Paul McCartney and Wings won the Best Pop Vocal Performance by a Duo, Group or Chorus for "Band on the Run" at the 17th Annual Grammy Awards. NME ranked the song as the tenth-best song of the 1970s, as well as the fifteenth-best solo song by an ex-Beatle. In 2010, AOL Radio listeners voted "Band on the Run" the best song of McCartney's solo career. In 2012, Rolling Stone readers ranked the song as McCartney's fourth-best song of all time, behind "Maybe I'm Amazed", "Hey Jude", and "Yesterday". Rolling Stone readers also ranked the song the fifth-best solo Beatle song.

==Personnel==
Band members
- Paul McCartney – lead and backing vocals, bass, acoustic and electric guitars, electric and acoustic piano, synthesizer, drums
- Linda McCartney – harmony and backing vocals, synthesizer
- Denny Laine – harmony and backing vocals, electric guitar
Additional personnel
- Tony Visconti – orchestrator
- 60-person orchestra

==Chart performance==

===Weekly charts===

| Chart (1974) | Peak position |
|---|---|
| Belgium (Ultratop 50 Flanders) | 21 |
| Canada Top Singles (RPM) | 1 |
| Germany (GfK) | 22 |
| Ireland (IRMA) | 7 |
| Japan (Oricon) | 58 |
| Netherlands (Dutch Top 40) | 7 |
| New Zealand (Listener) | 1 |
| South Africa (Springbok Radio SA Top 20) | 2 |
| UK Singles Chart (Official Charts Company) | 3 |
| US Billboard Hot 100 | 1 |
| US Adult Contemporary (Billboard) | 22 |

===Year-end charts===

| Chart (1974) | Rank |
|---|---|
| Canada Top Singles (RPM) | 20 |
| Netherlands (Single Top 100) | 49 |
| South Africa | 20 |
| UK Singles Chart (Official Charts Company) | 50 |
| US Billboard Hot 100 | 22 |

==Certifications==

| Region | Certification | Certified units/sales |
| New Zealand (RMNZ) | 2× Platinum | 60,000^{‡} |
| United Kingdom (BPI) | Gold | 500,000^{^} |
| United States (RIAA) | Gold | 1,000,000^{^} |
^{^} Shipments figures based on certification alone. ^{‡} Sales+streaming figures based on certification alone.

==Cover versions==
Since its release, "Band on the Run" has been covered by multiple artists.

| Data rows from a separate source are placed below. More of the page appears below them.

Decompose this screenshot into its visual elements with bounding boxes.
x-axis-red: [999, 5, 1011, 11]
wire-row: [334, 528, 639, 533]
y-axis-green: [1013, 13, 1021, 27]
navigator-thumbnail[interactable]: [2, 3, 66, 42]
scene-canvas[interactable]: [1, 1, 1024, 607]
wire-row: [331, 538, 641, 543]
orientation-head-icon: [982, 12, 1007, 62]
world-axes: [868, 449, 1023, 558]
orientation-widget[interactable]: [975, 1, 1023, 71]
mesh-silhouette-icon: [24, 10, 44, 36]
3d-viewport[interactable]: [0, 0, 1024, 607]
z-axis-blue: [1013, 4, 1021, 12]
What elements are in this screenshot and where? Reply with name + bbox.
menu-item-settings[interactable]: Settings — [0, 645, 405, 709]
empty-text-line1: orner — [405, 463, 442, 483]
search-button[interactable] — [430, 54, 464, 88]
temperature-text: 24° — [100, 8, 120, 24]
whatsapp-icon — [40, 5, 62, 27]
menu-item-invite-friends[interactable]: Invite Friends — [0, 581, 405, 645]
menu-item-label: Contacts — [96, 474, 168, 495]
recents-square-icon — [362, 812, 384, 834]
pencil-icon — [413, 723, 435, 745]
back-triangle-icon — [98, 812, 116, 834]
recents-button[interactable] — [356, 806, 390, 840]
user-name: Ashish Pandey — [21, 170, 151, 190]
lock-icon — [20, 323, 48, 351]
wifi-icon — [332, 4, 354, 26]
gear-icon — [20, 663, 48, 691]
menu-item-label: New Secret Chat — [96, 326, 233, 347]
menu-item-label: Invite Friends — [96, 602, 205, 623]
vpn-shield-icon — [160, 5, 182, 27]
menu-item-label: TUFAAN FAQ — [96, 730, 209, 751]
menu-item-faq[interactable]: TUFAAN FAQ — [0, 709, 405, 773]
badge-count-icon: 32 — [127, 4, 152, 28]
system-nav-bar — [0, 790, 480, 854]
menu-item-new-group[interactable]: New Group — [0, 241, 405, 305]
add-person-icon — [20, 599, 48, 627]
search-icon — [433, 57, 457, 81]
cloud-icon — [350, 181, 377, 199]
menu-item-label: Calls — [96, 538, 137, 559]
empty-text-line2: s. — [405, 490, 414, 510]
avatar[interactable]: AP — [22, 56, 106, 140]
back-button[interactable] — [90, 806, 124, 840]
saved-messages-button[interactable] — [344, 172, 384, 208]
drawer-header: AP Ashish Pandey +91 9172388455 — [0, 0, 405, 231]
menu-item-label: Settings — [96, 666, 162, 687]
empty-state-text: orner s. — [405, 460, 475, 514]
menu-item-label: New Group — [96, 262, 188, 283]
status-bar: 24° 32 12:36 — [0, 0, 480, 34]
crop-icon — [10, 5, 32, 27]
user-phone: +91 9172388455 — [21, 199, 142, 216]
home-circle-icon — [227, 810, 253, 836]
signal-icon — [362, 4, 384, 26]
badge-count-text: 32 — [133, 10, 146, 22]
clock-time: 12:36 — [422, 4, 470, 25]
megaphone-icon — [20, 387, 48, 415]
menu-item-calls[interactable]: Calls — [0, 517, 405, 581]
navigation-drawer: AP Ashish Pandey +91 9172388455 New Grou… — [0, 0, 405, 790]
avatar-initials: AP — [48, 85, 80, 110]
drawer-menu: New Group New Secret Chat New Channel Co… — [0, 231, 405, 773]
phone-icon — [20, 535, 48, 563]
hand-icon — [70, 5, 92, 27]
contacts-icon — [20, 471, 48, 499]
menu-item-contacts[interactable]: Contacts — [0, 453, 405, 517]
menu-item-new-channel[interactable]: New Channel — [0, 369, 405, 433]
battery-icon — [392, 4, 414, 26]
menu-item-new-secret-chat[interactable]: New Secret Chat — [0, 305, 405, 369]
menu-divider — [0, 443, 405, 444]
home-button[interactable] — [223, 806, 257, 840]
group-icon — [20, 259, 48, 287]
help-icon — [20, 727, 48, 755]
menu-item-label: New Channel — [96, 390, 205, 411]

Former Wings member Denny Laine released a version of "Band on the Run" on his 1996 album Wings at the Sound of Denny Laine. A cover version was recorded in 2007 by the rock band Foo Fighters as their contribution to the Radio 1: Established 1967 album; on 1 June 2008 McCartney was joined onstage by Foo Fighters lead singer Dave Grohl for a special performance of the song in Liverpool. Grohl played guitar and sang backing vocals on "Band on the Run" and then played drums on Beatles songs "Back in the U.S.S.R." and "I Saw Her Standing There". A cover version by Heart was included on the 2014 tribute album The Art of McCartney. Owsley covers the song on a hidden track on his album The Hard Way. In 2023, indie-Americana group Fantastic Cat along with guest performer Butch Walker recorded a cover for the song's 50th anniversary.